We also encounter several elements recalling Dodi Al-Fayed’s Egyptian and Arab-Muslim origins. First, the axis crosses the Egyptian Consulate, which at the time was located at 58 Avenue Foch. It then crosses Place des États-Unis, surrounded by embassies of Arab countries aligned with the Americano-Zionist order, including Egypt, Bahrain, Kuwait, and the Sultanate of Oman. There is no trace of Libya or Syria, which fiercely maintained their independence until their dismantling in the 2010s. The final and significant site crossed by this axis is the Grand Mosque of Paris.
The Axis of Notre-Dame
A third axis can be drawn by connecting 38 rue Cambon to the National Library. It passes through the Vendôme Column, Saint-Roch Church, and the spire of Notre-Dame Cathedral, which collapsed during the fire of April 15, 2019. This axis also skirts the Arab World Institute, further intensifying the Arab-Muslim tone of this somber tableau. At the time of writing, the Arab World Institute has never been headed by an Arab or a Muslim.
Conclusion
In summary, the three axes presented below contain:
four Christian places of worship (Saint-Sulpice Church, Saint-Roch Church, Notre-Dame Cathedral, and Saint-Louis Chapel);
one Muslim place of worship (the Grand Mosque of Paris);
three locations associated with the United States (the Embassy, the square bearing its name, and Place de l’Amiral-de-Grasse, a figure who contributed to that country’s independence);
two locations associated with modern Egypt (the Embassy and the former Consulate);
the Arab World Institute;
two “pharaonic” projects of French President François Mitterrand, located at each extremity — namely the Grande Arche and the Bibliothèque nationale de France. It should be noted that President Mitterrand was fascinated by Egypt to the point of traveling there regularly, including just days before his death.

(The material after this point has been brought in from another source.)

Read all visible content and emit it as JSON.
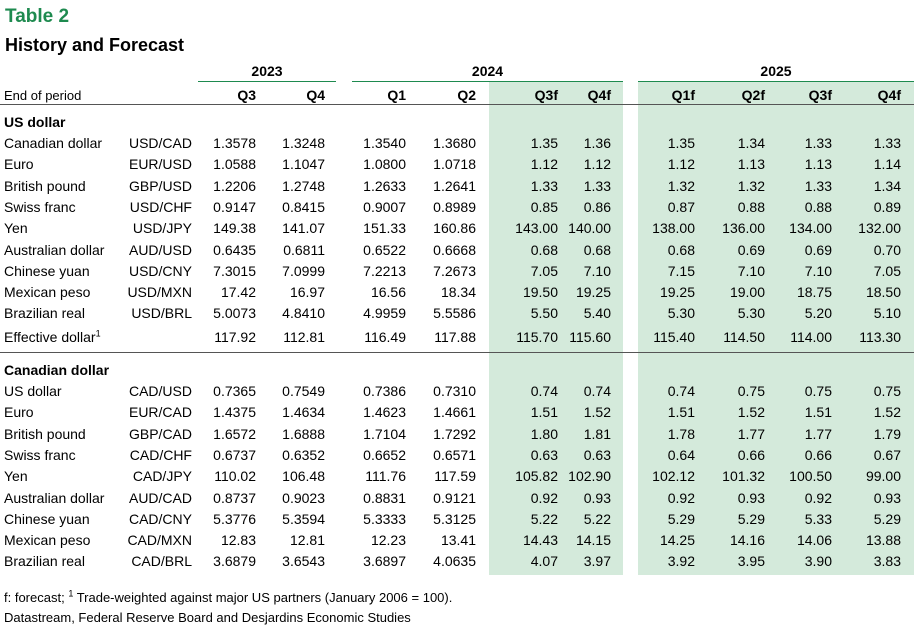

If the crash that cost Diana and Dodi their lives was the result of sabotage, we can only speculate about the true intentions of those responsible. Who stood to gain from interrupting this relationship between British royalty and a well-born Arab Muslim? Would a divorce from Charles, followed by a marriage to Dodi Al Fayed, have derailed the Project for the New American Century envisioned by American neoconservatives, which led to the invasions of Iraq and Afghanistan?